In the middle of my impatience, I noticed this pink cloud. It was small and the color of abalone shell. Beautiful. I noticed a batch of the tiniest mushrooms sprouting out of the lawn in front of a grey stone house. I noticed the way the Magnolia roots look like the knees of elephants lifting out of the ground. I realized I hadn't been looking at the world. This whole, lovely summer of heat and strange humid air has passed in a blur. I've been like the young dog, running on three legs, barely attending to my own needs before I zip ahead to the next destination.

I made a plan then: let the older dog lead the way. As soon as I made the plan, my irritation evaporated. She snuffled around in the grass and I stared at the sky, the leaves, the flowering trees. Flocks of parakeets squawked overhead and a radio played classical music in a kitchen above the street.

This is what I'm doing to be present. When pulled between two forces (I've got two dogs and two kids, so there's plenty of options,) I'm going to try to go with the slower one. Let's take our time, see a thing or two along the way.

I cooked dinner tonight. I looked to my old friend Yotam Ottolenghi for an answer to the cauliflower in my veggie drawer. I chopped some beautiful tomatoes, scooped sunshine that is turmeric from the jar and made a meal for my family. It was bright and quiet in the kitchen and I took my time.



Friday, April 19, 2013

The book is coming!

It's been ages since I've written here (or anywhere for that matter) and strangely, the reason for that is that I wrote a book.  Once you've written a book, it seems that all writing stops while you figure out how in the heck to get folks to read that book.  To that end, I've been making lists and calling friends and generally asking a lot of questions and forcing myself to emerge from the cozy, little hermit house where I feel most comfortable. 

Yes, it's scary. 

But it's worth it.

I love my book.  I worked my head off to get my book to look and feel like a book.  A lot of kind, smart, generous people helped in this process and I owe it to them and to me and to my book to get it out there. 

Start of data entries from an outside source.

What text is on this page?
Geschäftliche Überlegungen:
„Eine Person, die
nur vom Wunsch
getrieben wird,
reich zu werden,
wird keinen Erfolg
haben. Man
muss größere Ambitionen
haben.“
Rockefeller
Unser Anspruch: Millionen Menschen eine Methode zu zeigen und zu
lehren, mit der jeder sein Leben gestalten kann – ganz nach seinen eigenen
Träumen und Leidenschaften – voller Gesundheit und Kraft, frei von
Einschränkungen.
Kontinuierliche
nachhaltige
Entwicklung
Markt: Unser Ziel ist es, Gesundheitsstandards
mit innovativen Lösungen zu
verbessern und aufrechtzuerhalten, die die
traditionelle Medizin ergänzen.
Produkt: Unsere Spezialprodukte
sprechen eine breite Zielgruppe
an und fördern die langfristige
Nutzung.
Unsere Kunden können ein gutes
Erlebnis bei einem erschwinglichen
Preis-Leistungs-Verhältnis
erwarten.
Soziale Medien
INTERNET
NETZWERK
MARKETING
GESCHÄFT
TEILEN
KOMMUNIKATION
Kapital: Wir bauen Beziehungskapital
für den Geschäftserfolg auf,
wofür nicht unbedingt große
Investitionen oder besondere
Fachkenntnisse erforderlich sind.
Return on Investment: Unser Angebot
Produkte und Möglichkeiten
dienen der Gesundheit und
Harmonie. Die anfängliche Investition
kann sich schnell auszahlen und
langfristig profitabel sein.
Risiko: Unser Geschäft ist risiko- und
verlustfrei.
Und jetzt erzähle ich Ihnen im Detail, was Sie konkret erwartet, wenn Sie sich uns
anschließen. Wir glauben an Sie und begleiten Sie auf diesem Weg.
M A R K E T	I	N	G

To that end, I ask that if you're visiting this page, why not FOLLOW it?
And if you already follow it, encourage your pals to follow it too.

You can click on this link to get a gander at the fancy book cover and read some of the nice things people have already said about "Leaving Tinkertown."

Thank you.  I say this a lot.  And I will continue to say it.  Thank you.

Sunday, December 9, 2012

So Long, Big Dog

I remember the day my brother brought the little dog home.

"Here," he said, "Look what we got."

He lowered a squirming, velvety black puppy into my sister-in-law's arms.

"What did you do?" she asked.  But she was smiling.

It is hard not to smile in the face of my brother's delight.  He is, like our father was, prone to extreme exuberance.  As I am.

"It's always a surprise being married to a Ward," my sister-in-law said once.
"You can say that again," agreed my husband.

We are exuberant and excitable.  Our emotions run high and hot and wet.  I say this for my own self, because I don't like to speak for my brother: I sometimes don't think things all the way through.  I love a good surprise.  I love to get a reaction, but on occasion I dismiss the long term effects of this need.

My father sometimes traded work for old wagon wheels or a batch of antique ice tongs.  He'd drive up to our house with a pile of deer antlers tied to the roof of his truck and step out grinning.

"Check that," he'd say.

My mother might have wondered where the grocery money was going to come from, but she couldn't deny the simple fact of his pleasure.

My brother's little black puppy grew into a big, black lab.  Edgar, in true Ward fashion, found the wonder in his world.  He chased flashlight "fairies" and soap bubbles and wanted little more than a good belly rub and fine friends.

He will be missed, this big dog.  But he is in good company.